Bag Marked “Bag Full of Drugs” Allegedly Full of Drugs

Probable cause? Discuss.

@FHPPanhandle

There’s probably some room for debate as to just how full it was, but the label seems to have been generally accurate.

Evidently, reverse psychology is a little overrated, because according to the Florida Highway Patrol, this label did not cause troopers to simply smile and move on, confident that no one would be foolish enough to have in their possession a bag marked “BAG FULL OF DRUGS” that was, in fact, full of drugs. Instead, the troopers looked inside it. When it proved to be full of drugs, an arrest followed.

Although the tweet doesn’t tell us much about the incident, what we do know seems to raise some potentially quite stupid Fourth Amendment issues.

According to the tweet, the encounter began with “a traffic stop for unlawful speed.” If so, then the initial stop was legitimate, but in and of itself that wouldn’t be probable cause to search the car. It does give an officer the right to look inside, and if contraband is in plain view, that would be probable cause. Here we don’t know whether the bag full of drugs marked “BAG FULL OF DRUGS” was laying out in plain view, but it seems entirely possible.

But a bag marked “BAG FULL OF DRUGS” is not “contraband.” There’s no law against having such a bag. And I believe police can’t search a closed container inside a car just because there may be probable cause to search the car in general. (Or maybe I’m thinking of the trunk. Have I mentioned my disclaimer lately?) So the question would then be whether the label “BAG FULL OF DRUGS” would itself constitute probable cause to search inside the bag on the theory that a bag labeled that way might be full of drugs.

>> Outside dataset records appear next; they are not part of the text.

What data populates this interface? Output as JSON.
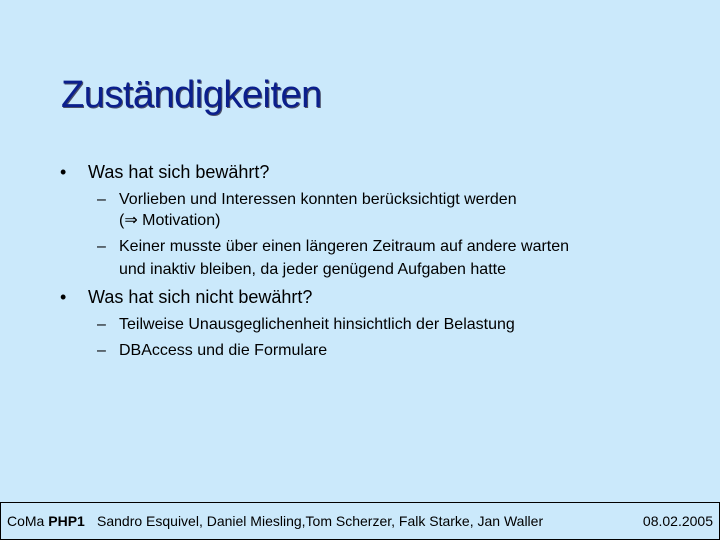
{
  "slide": {
    "title": "Zuständigkeiten",
    "bullet_marker": "•",
    "sub_marker": "–",
    "sections": [
      {
        "heading": "Was hat sich bewährt?",
        "items": [
          {
            "line1": "Vorlieben und Interessen konnten berücksichtigt werden",
            "line2": "(⇒ Motivation)"
          },
          {
            "line1": "Keiner musste über einen längeren Zeitraum auf andere warten",
            "line2": "und inaktiv bleiben, da jeder genügend Aufgaben hatte"
          }
        ]
      },
      {
        "heading": "Was hat sich nicht bewährt?",
        "items": [
          {
            "line1": "Teilweise Unausgeglichenheit hinsichtlich der Belastung"
          },
          {
            "line1": "DBAccess und die Formulare"
          }
        ]
      }
    ]
  },
  "footer": {
    "course_prefix": "CoMa",
    "course_bold": "PHP1",
    "authors": "Sandro Esquivel, Daniel Miesling,Tom Scherzer, Falk Starke, Jan Waller",
    "date": "08.02.2005"
  },
  "colors": {
    "background": "#cbe9fb",
    "title": "#0b1f8c"
  }
}
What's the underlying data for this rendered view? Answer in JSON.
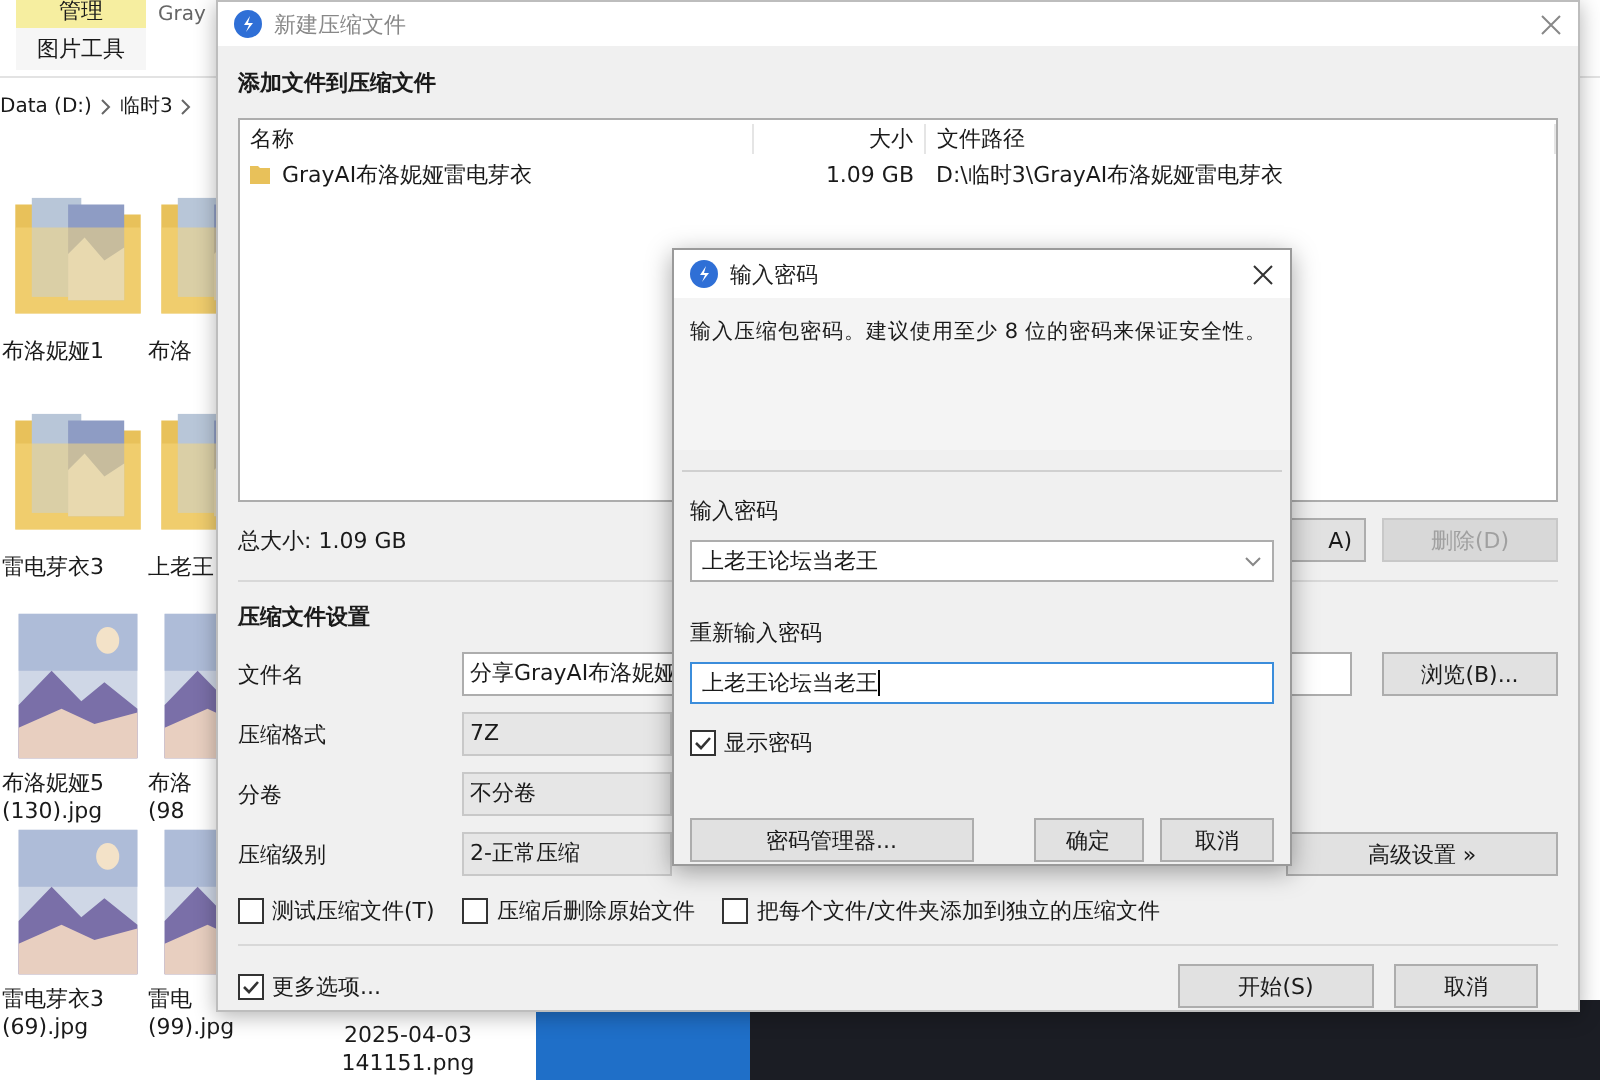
{
  "explorer": {
    "ribbon_tabs": [
      {
        "label": "管理",
        "selected": true
      }
    ],
    "ribbon_group": "图片工具",
    "window_title": "Gray",
    "breadcrumb": [
      "Data (D:)",
      "临时3"
    ],
    "rows": [
      [
        {
          "kind": "folder",
          "lines": [
            "布洛妮娅1"
          ]
        },
        {
          "kind": "folder",
          "lines": [
            "布洛"
          ]
        },
        {}
      ],
      [
        {
          "kind": "folder",
          "lines": [
            "雷电芽衣3"
          ]
        },
        {
          "kind": "folder",
          "lines": [
            "上老王"
          ]
        },
        {}
      ],
      [
        {
          "lines": [
            "布洛妮娅5",
            "(130).jpg"
          ]
        },
        {
          "lines": [
            "布洛",
            "(98"
          ]
        },
        {}
      ],
      [
        {
          "lines": [
            "雷电芽衣3",
            "(69).jpg"
          ]
        },
        {
          "lines": [
            "雷电",
            "(99).jpg"
          ]
        },
        {
          "lines": [
            "2025-04-03",
            "141151.png"
          ]
        }
      ]
    ]
  },
  "archive_dialog": {
    "title": "新建压缩文件",
    "section_files": "添加文件到压缩文件",
    "columns": [
      "名称",
      "大小",
      "文件路径"
    ],
    "files": [
      {
        "name": "GrayAI布洛妮娅雷电芽衣",
        "size": "1.09 GB",
        "path": "D:\\临时3\\GrayAI布洛妮娅雷电芽衣"
      }
    ],
    "total": "总大小: 1.09 GB",
    "add_button": "A)",
    "delete_button": {
      "label": "删除(D)",
      "disabled": true
    },
    "section_settings": "压缩文件设置",
    "fields": [
      {
        "label": "文件名",
        "kind": "text",
        "value": "分享GrayAI布洛妮娅"
      },
      {
        "label": "压缩格式",
        "kind": "select",
        "value": "7Z"
      },
      {
        "label": "分卷",
        "kind": "select",
        "value": "不分卷"
      },
      {
        "label": "压缩级别",
        "kind": "select",
        "value": "2-正常压缩"
      }
    ],
    "browse_button": "浏览(B)...",
    "advanced_button": "高级设置 »",
    "options": [
      {
        "label": "测试压缩文件(T)",
        "checked": false
      },
      {
        "label": "压缩后删除原始文件",
        "checked": false
      },
      {
        "label": "把每个文件/文件夹添加到独立的压缩文件",
        "checked": false
      }
    ],
    "more_options": {
      "label": "更多选项...",
      "checked": true
    },
    "buttons": [
      "开始(S)",
      "取消"
    ]
  },
  "password_dialog": {
    "title": "输入密码",
    "description": "输入压缩包密码。建议使用至少 8 位的密码来保证安全性。",
    "password_label": "输入密码",
    "password": "上老王论坛当老王",
    "repeat_label": "重新输入密码",
    "repeat": "上老王论坛当老王",
    "show_password": {
      "label": "显示密码",
      "checked": true
    },
    "buttons": [
      "密码管理器...",
      "确定",
      "取消"
    ]
  }
}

One could argue, and I am arguing, that the answer is no. An officer couldn’t search an unlabeled bag without some other grounds for probable cause, and surely a bag labeled “BAG FULL OF DRUGS” is less likely to be full of drugs than a bag that isn’t labeled at all. Right? It’s a novelty bag, not a drug bag.

Or you might call it an “ironic bag,” like at least one seller does. “There’s nothing more fun than walking around town with your ironic bag full of drugs,” reads the copy on lookhuman.com (see below), which may or may not be the site where this bag was purchased. “Perfect for getting a laugh or a stare out of passers by,” it continues, “and to take advantage [of] and poke fun at profilers looking to judge you for you[r] amazing swag.” Well, maybe.

For only $22.99, it presumably doesn’t come prefilled with drugs. But then a reasonable drug consumer wouldn’t expect it to … I think.

On the other hand, one could also argue that an officer is entitled to take such a statement literally. If this were not the rule, such a person might argue, then crafty drug smugglers might evade detection, or at least conviction, by labeling all their drug bags “BAG FULL OF DRUGS.” There’s nothing more fun than driving across the border in a truck filled with bags marked “BAG FULL OF DRUGS”! Or maybe there is, because the more such bags one person has, the less ironic it seems to get.

This seems like a tough call, and I’m really not sure how to craft a Westlaw search to look for the answer. (Yes, I tried searching for “bag full of drugs,” but no luck.) It does seem somewhat similar, though, to the cases in which people get in trouble for claiming they have bombs even when it’s pretty clear that they are only joking, or frustrated, and almost certainly do not have a bomb. In those cases, the defendant doesn’t seem to do very well.

In one case I found, for example, a California man had painted some provocative messages on his 1970 VW van, such as “I am a … suicide bomber communist terrorist! Pull me over! Please, I dare ya!” and “W.O.M.D. [presumably, Weapons of Mass Destruction] on Board!” After an anonymous caller reported this, the officer who responded decided it was only “political satire” that didn’t require further action. But he called it in just to be sure, and his superior disagreed. The man was arrested, but ultimately not charged. He later filed a civil-rights suit, and lost. The case mostly has to do with the First Amendment, but in passing the court did suggest that phrases such as “I am a suicide bomber” would likely provide probable cause to search for a bomb. Again, that seems doubtful to me, but I wouldn’t suggest you try it.

The argument I made above strikes me as the kind of argument that is genius in theory, but doomed to fail in practice. Sort of the converse of an Alan Dershowitz argument, since those tend to be utterly stupid, yet somehow appallingly successful. You should probably shoot for something in the middle.